Wisconsin Supreme Court: No Right to Jury Trial under Wisconsin’s Family or Medical Leave Act

In another decision handed down on July 17, the Wisconsin Supreme Court ruled (5-2) ruled that the Wisconsin Family or Medical Leave Act (WFMLA) does not grant a right to jury civil trial in an action to recover damages. The case is Harvot v. Solo Cup Co. & Solo Cup Operating Co., 2009 WI 85.

The case began when a former Solo Cup Company (Solo Cup) employee (Harvot) sued her former employer after she was terminated. Solo Cup terminated Harvot due to the amount of work she missed. Harvot filed a complaint with the Equal Rights Division of the Wisconsin Department of Workforce Development (DWD) alleging a violation of the WFMLA.

Harvot, a stock handler in the shipping department, developed a back condition while working for the company. In her complaint, Harvot alleged that Solo Cup violated the WFMLA by denying her leave request for three days that she missed work due to her injury. The DWD administrative judge ruled that Solo Cup discriminated against Harvot by denying her medical leave for the three absences.

Harvot then filed suit in Winnebago County Circuit Court, seeking a private right of action against Solo Cup to recover damages caused by the violation of the WFMLA. In her complaint, Harvot demanded her damages claim be heard by a jury. However, the circuit court granted Solo Cup’s motion to strike Harvot’s demand for a jury trial. The circuit court’s decision was appealed to the court of appeals, which certified two questions to the Wisconsin Supreme Court:

  1. Whether the WFMLA confers an implied statutory right to a jury trial in a civil action for damages?
  2. In the alternative, whether the Wisconsin State Constitution confers the right to a jury trial in a WFMLA action for damages?

Justice David Prosser, joined by Justices Patrick Crooks, Patience Roggensack, Annette Ziegler, and Michael Gableman, answered both questions, “No.”

According to court, because the WFMLA does not expressly provide for a jury trial, the lower court properly denied her request. The court noted: “when a statute is silent with regard to the right to a jury trial, no jury trial is required unless the right is preserved by Article I, Section 5 of the Wisconsin Constitution.” The court further noted that finding an implied statutory right to trial by jury would “open a can of worms.”

Moving to the second question, the court once again found that no right to a civil jury is conferred under Article I, Section 5 of the Wisconsin State Constitution. In order to answer this question, the court explained that it would have to determine whether there was a similar cause of action in 1848, when the Wisconsin Constitution was ratified. If, indeed, there was essentially a counterpart law in 1848 similar to the modern MFMLA, then there would be a right to a jury under the Wisconsin State Constitution.
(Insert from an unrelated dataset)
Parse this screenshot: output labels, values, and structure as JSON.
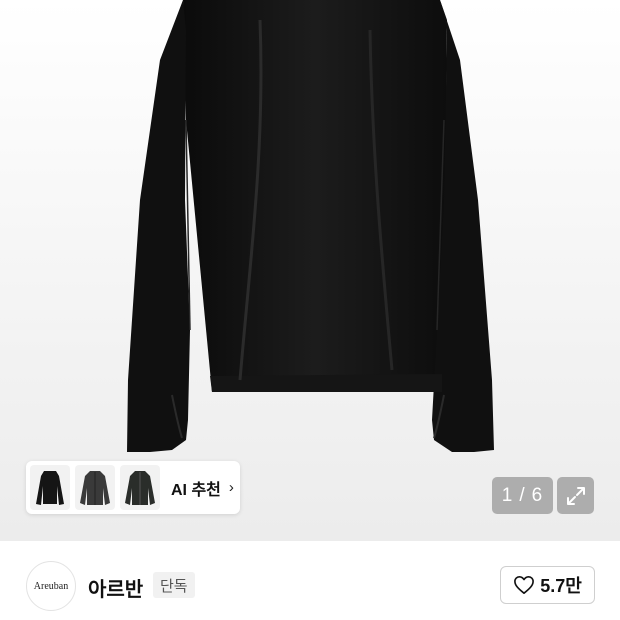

After analyzing the modern law and the law in 1848, the court determined that there was not “any cause of action existing in 1848 as an essential counterpart, with a similar purpose, to a suit for damages for a violation of the WFMLA.”  The court stated that “it would be hard to imagine that Harvot’s civil action for damages under the WFMLA ‘existed, was known, or was recognized at common law . . . in 1848’ when we consider that the creation of the WFMLA was a response to the change in composition of the modern-day work force.”

Dissent

Justice Ann Walsh Bradley, joined by Chief Justice Shirley Abrahamson, dissented. The dissent argues that there are other similar Wisconsin statutes without an express right to a civil jury that nonetheless allow such an implied right. For example, the dissent points to Wisconsin’s Lemon Law and Fair Dealership Act. According to the dissent, based on this decision, the implied right to a civil jury in those statutes will most likely be challenged in the future.